Wednesday 4 July
First, we want to give a shoutout to our lunch spot, which was called Oink. Actually it doesn't need a name, because this hole in the wall has an entire pulled pig in its front window. They pile the pork on a brown or white bun, add a smear of haggis (surprisingly inoffensive) or sage and onion dressing (preferable), decorate with relishes of sweet chili sauce or apple (we recommend both), and hand it to you. Makes an excellent quick meal.
Our dinner venue, however, was as spiritually far from Oink as it is possible to get: The Witchery hotel and restaurant, right in front of the entry to Edinburgh Castle.
The view through the portal actually looks like a castle itself. The darkened dining room was welcomingly warm after the chilly fog outside (though the host greeted us with "It's like Malaysia in here!"), and had elegant painted wood ceilings, elaborate lights, candles, and beribboned napkins.
Every local supplier is named and praised on the menu.
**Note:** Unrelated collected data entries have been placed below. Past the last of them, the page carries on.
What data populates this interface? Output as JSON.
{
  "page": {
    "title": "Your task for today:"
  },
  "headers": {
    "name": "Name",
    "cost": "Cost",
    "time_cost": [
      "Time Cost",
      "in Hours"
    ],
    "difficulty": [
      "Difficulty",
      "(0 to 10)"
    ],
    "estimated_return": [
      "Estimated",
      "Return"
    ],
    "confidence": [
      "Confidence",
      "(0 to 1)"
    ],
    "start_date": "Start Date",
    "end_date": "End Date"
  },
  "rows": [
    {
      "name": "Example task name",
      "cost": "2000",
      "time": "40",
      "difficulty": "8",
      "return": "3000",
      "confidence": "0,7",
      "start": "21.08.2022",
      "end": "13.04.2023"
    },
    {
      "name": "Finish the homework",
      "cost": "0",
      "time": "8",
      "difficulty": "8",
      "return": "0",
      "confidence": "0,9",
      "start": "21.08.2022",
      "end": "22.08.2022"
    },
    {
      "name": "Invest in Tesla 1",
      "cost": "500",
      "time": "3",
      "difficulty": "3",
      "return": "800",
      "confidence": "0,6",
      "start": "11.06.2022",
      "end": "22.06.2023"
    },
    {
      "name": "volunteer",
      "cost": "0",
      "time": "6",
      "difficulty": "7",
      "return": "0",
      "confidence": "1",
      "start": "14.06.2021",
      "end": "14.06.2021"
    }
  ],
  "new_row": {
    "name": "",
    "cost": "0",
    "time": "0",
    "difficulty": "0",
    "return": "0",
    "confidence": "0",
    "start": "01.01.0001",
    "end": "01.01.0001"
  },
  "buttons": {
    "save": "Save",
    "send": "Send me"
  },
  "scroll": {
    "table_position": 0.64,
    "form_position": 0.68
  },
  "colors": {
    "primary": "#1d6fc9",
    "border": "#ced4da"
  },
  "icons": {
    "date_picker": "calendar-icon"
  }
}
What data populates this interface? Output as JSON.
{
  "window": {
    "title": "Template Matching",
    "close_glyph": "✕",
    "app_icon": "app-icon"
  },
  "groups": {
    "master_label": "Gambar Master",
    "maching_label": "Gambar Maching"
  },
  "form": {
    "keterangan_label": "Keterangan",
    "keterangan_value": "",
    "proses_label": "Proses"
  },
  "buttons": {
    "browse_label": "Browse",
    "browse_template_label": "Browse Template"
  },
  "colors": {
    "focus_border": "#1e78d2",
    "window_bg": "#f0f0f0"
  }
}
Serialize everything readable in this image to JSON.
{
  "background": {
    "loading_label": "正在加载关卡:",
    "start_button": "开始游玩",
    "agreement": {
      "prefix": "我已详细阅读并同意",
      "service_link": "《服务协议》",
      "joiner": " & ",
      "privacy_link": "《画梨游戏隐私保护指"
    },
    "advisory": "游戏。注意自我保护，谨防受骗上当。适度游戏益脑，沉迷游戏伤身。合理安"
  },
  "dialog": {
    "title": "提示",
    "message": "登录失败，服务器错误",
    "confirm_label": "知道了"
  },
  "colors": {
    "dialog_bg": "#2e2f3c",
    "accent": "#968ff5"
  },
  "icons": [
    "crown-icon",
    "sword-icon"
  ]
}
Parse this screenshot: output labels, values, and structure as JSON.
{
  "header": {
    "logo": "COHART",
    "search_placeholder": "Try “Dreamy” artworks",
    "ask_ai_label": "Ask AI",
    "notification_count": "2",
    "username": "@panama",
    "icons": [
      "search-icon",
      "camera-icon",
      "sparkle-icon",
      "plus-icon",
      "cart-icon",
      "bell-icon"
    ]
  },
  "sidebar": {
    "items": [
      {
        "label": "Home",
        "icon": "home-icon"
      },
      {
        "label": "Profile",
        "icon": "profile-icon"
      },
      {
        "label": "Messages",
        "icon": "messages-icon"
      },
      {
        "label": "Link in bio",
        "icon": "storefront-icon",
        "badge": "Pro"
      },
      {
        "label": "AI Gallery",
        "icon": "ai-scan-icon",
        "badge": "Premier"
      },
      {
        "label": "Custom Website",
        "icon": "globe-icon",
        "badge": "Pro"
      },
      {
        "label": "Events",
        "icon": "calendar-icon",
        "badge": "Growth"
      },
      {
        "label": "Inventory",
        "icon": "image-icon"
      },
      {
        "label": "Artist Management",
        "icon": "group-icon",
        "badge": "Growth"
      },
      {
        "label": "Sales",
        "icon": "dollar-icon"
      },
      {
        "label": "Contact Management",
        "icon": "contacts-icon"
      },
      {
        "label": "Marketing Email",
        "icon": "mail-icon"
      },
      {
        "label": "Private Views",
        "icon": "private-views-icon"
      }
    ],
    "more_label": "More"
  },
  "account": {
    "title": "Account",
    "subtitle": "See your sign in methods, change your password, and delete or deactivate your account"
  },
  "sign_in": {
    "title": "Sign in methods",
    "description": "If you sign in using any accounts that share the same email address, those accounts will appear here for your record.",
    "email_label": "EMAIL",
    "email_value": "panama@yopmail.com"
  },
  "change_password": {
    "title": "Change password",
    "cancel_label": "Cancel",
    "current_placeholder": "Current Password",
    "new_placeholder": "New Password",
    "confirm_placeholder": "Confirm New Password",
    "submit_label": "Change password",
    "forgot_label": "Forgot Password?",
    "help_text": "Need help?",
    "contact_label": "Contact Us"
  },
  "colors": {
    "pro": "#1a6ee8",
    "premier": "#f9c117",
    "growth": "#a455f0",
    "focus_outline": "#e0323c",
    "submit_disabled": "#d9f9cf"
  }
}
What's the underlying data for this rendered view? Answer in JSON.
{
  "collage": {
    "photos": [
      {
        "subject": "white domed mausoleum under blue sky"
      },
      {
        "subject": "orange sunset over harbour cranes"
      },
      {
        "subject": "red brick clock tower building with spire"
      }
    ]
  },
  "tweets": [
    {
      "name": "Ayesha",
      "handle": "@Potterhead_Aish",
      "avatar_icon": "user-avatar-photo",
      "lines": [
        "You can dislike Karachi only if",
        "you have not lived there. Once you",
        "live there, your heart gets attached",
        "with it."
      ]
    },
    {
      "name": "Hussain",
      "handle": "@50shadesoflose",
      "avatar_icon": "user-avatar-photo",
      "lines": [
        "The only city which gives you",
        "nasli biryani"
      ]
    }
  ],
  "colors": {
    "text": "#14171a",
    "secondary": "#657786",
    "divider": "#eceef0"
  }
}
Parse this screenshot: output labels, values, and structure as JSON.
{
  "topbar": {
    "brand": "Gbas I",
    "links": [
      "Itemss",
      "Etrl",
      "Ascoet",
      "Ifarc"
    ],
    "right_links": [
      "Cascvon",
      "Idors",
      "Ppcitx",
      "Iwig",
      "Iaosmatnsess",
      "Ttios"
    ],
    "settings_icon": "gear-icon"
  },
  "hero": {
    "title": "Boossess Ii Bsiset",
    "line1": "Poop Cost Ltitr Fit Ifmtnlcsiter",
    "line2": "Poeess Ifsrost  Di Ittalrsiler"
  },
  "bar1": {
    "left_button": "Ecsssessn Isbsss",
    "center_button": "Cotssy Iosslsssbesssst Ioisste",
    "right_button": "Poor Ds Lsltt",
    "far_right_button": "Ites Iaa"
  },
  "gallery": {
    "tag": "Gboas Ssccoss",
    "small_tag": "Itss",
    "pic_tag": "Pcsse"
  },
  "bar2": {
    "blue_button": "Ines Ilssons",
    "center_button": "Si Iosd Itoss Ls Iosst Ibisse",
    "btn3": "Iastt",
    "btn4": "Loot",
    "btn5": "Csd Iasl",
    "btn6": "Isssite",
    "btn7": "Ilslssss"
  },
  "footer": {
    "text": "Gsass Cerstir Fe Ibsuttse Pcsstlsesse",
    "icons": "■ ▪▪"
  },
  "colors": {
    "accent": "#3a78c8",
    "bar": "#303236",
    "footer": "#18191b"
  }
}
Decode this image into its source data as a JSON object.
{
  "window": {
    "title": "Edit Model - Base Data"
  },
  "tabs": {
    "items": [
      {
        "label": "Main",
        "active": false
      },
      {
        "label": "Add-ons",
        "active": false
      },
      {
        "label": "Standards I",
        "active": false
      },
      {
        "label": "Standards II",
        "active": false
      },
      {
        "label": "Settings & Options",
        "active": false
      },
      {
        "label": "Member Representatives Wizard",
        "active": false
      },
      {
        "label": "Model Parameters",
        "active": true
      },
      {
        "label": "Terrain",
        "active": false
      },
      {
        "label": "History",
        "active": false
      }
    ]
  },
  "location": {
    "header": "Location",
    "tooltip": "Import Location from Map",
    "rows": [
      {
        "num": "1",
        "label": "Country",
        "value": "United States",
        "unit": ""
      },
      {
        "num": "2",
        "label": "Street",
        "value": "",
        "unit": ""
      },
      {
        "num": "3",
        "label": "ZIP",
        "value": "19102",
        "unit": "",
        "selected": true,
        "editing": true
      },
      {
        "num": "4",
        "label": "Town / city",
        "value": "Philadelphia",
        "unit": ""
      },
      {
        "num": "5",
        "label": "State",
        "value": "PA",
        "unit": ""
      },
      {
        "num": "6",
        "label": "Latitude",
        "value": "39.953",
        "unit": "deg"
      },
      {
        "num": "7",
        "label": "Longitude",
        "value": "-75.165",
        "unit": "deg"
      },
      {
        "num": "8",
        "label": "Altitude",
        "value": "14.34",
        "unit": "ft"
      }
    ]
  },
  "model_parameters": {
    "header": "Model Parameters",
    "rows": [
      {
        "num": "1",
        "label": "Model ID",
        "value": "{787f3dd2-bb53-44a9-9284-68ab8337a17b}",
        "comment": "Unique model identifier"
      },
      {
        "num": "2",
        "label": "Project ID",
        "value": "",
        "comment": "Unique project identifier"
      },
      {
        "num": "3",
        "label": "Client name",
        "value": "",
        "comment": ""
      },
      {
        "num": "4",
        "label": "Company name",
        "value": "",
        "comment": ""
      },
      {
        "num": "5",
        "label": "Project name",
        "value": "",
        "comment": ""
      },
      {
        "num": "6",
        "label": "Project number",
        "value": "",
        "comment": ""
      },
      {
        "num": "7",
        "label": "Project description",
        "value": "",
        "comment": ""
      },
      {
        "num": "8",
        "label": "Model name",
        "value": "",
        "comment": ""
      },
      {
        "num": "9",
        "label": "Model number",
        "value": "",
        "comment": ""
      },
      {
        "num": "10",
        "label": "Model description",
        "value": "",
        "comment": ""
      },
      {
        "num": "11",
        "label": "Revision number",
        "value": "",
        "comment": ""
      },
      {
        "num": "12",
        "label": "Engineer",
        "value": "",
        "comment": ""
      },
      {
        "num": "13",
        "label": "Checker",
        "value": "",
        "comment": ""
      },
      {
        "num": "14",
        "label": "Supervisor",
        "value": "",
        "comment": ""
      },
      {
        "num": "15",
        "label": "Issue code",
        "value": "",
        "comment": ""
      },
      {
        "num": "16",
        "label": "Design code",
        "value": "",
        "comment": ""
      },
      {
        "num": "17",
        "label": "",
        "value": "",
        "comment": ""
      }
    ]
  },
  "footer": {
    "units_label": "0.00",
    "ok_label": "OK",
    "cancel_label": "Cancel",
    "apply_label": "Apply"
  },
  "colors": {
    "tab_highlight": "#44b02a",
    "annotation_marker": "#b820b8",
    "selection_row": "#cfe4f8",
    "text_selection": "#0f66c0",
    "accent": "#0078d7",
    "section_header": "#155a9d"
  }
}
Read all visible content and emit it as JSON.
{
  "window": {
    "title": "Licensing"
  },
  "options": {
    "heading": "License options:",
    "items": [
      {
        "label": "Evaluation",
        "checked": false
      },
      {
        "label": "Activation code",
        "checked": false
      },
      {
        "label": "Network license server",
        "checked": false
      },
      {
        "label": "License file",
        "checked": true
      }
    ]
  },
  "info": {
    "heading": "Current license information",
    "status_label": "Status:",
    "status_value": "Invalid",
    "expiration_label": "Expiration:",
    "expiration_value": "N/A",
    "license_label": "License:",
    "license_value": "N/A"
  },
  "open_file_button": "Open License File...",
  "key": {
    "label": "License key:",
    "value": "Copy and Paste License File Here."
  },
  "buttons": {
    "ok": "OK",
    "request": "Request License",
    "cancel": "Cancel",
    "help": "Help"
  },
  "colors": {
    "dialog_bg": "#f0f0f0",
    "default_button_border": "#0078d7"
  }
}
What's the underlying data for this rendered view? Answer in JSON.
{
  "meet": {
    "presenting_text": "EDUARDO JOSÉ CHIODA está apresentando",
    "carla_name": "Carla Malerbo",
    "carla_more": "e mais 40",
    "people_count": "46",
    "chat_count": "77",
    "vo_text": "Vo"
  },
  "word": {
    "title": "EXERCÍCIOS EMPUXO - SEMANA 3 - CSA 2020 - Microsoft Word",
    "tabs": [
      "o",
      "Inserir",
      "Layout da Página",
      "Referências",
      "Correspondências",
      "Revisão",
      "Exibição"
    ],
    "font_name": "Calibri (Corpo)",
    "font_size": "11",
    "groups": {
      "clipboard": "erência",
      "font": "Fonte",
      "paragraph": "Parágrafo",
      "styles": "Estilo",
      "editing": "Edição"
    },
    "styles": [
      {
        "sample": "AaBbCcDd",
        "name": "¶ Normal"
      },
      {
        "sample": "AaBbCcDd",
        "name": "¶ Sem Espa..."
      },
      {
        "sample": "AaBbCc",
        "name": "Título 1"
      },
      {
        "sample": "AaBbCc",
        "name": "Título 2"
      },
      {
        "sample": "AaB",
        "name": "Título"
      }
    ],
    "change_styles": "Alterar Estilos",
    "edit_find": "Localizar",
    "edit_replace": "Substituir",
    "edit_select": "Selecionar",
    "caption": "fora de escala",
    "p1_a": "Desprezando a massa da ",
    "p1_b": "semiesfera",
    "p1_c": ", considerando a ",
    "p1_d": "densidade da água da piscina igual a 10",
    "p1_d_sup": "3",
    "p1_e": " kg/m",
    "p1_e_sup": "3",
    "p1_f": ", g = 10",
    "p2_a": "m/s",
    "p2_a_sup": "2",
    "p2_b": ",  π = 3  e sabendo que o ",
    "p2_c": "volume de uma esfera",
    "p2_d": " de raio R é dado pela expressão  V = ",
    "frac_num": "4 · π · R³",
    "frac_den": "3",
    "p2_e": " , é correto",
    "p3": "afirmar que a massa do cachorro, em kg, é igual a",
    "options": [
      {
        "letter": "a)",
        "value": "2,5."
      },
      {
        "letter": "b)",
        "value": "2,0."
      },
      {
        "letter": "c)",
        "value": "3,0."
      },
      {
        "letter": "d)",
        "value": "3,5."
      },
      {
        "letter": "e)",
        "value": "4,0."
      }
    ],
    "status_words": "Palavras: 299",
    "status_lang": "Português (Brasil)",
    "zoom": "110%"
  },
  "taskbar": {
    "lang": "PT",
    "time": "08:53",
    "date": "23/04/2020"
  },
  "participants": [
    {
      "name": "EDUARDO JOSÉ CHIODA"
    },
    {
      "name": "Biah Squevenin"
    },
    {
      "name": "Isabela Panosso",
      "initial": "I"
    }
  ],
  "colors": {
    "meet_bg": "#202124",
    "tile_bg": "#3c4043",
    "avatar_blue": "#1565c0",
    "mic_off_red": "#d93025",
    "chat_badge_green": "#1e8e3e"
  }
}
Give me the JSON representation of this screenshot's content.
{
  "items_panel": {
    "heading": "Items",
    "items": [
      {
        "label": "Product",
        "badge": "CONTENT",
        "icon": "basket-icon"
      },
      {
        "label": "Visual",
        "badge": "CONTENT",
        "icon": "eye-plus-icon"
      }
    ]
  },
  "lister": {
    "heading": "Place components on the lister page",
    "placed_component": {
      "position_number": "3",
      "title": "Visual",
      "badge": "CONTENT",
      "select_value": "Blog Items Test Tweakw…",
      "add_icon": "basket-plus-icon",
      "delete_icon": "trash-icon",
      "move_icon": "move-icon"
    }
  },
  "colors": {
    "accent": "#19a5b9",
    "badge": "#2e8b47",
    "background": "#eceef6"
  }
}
We started with Guy Grieve's scallops baked with herbs, garlic, and Iberico pancetta (much subtler than the usual chorizo); and six luscious oysters from the Lindisfarne nature reserve.
Then we progressed to hot-smoked Loch Duart salmon with warm sea vegetables (samphire, perhaps?), thick sweet potato chips and oyster hollandaise; and gamey rump of Borders roe deer on a crusty circle of pommes Anna, adorned with chocolate oil, a few dice of roasted squash, wild garlic, and a little purple fig.
Our wine was a bottle of Mont Joie sauvignon blanc, and a glass of Montaguillon with the venison. And tonight's scotches were Bun and Ben: Bunnahabhain 12 year old, light, flowery, but with a punch of alcohol; and the much richer and heavier Benromach Sassicaia, aged in the winecasks.We walked home in a romantic fog. No, really.